1. Go read the ARIBA manual and have a look at the presentation made by your fellow students. Try to figure out the order the following commands have to be run in:
   • ariba getref card carddb
   • ariba run –threads 4 cardprepref READ1.FQ READ2.FQ OUTPUTDIRNAME
   • ariba prepareref -f carddb.fa -m carddb.tsv cardprepref
2. Figure out where the reads for your isolate is.
3. Run the first two steps, where we download and prepare a database. It might complain that it can’t find spades. This is a bug/feature with this version, which will be fixed. Have a look at the log file for the prepareref step. This will tell you about genes and variants that were removed. Also have a look in the 02.cdhit.clusters.tsv file, this one will let you know about the clusters that we’re actually including in our search.
4. Run the remaining run step.
5. Go into the result directory. Have a look at the report.tsv file. Answer the following questions. Note. the information found for the run and prepareref commands can be useful for finding answers.
   • Which AMR genes were found?
   • Are these presence/absence AMR genes or mutation AMR genes?
   • If there are any mutation AMR genes, which mutations do you have?
6. Copy your partner’s result directory into your own directory. Note, copy -r will let you copy a directory with its contents.
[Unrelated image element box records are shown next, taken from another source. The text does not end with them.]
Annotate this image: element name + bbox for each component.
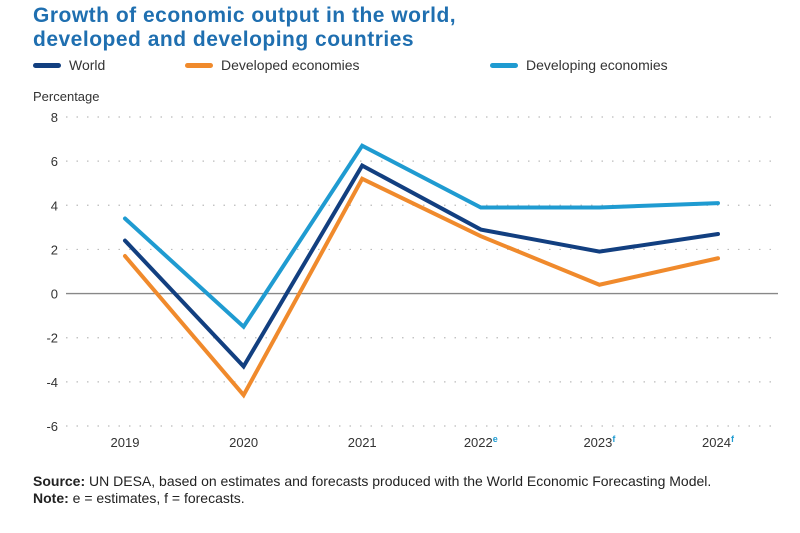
legend-swatch-developed: [185, 62, 213, 68]
x-tick-superscript: f: [612, 434, 616, 444]
legend-swatch-developing: [490, 62, 518, 68]
note-text: e = estimates, f = forecasts.: [68, 490, 245, 506]
chart-title: Growth of economic output in the world, …: [33, 4, 456, 52]
x-tick-label: 2020: [229, 435, 258, 450]
y-tick-label: -4: [46, 375, 58, 390]
x-tick-superscript: e: [493, 434, 498, 444]
source-note: Source: UN DESA, based on estimates and …: [33, 473, 763, 490]
series-line-developed-economies: [123, 176, 720, 399]
x-tick-label: 2021: [348, 435, 377, 450]
y-tick-label: -2: [46, 331, 58, 346]
legend-item-developed: Developed economies: [185, 57, 360, 73]
legend-label-developed: Developed economies: [221, 57, 360, 73]
chart-title-line-2: developed and developing countries: [33, 28, 415, 51]
y-tick-label: 2: [51, 242, 58, 257]
x-tick-label: 2023f: [583, 434, 616, 450]
chart-title-line-1: Growth of economic output in the world,: [33, 4, 457, 27]
note-label: Note:: [33, 490, 69, 506]
y-tick-label: -6: [46, 419, 58, 434]
legend-item-world: World: [33, 57, 105, 73]
y-tick-label: 6: [51, 154, 58, 169]
note: Note: e = estimates, f = forecasts.: [33, 490, 763, 507]
line-chart: 8 6 4 2 0 -2 -4 -6 2019 2020 2021 2022e 2023f 2024f: [46, 110, 778, 450]
chart-footer: Source: UN DESA, based on estimates and …: [33, 473, 763, 507]
x-tick-label: 2022e: [464, 434, 498, 450]
source-label: Source:: [33, 473, 86, 489]
x-tick-label: 2024f: [702, 434, 735, 450]
y-tick-label: 8: [51, 110, 58, 125]
series-line-developing-economies: [123, 143, 720, 330]
legend-item-developing: Developing economies: [490, 57, 668, 73]
y-axis-label: Percentage: [33, 89, 100, 104]
legend: World Developed economies Developing eco…: [0, 57, 800, 77]
y-tick-label: 4: [51, 198, 58, 213]
legend-label-developing: Developing economies: [526, 57, 668, 73]
x-tick-superscript: f: [731, 434, 735, 444]
series-line-world: [123, 162, 720, 370]
legend-label-world: World: [69, 57, 106, 73]
y-tick-label: 0: [51, 287, 58, 302]
source-text: UN DESA, based on estimates and forecast…: [85, 473, 712, 489]
x-tick-label: 2019: [111, 435, 140, 450]
legend-swatch-world: [33, 62, 61, 68]
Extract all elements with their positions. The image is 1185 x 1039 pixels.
You should now have the two directories side by side.
7. Run ariba summary comparison TSV_REPORT_F27 TSV_REPORT_S19.
8. Copy the three resulting files to your computer, and load them with the Phandango web browser.

Homework

Run ARIBA mlst and amr detection on the remaining four read sets.

Put up a table that describes your results. This should contain the MLST type for each genome, and their resistance profile.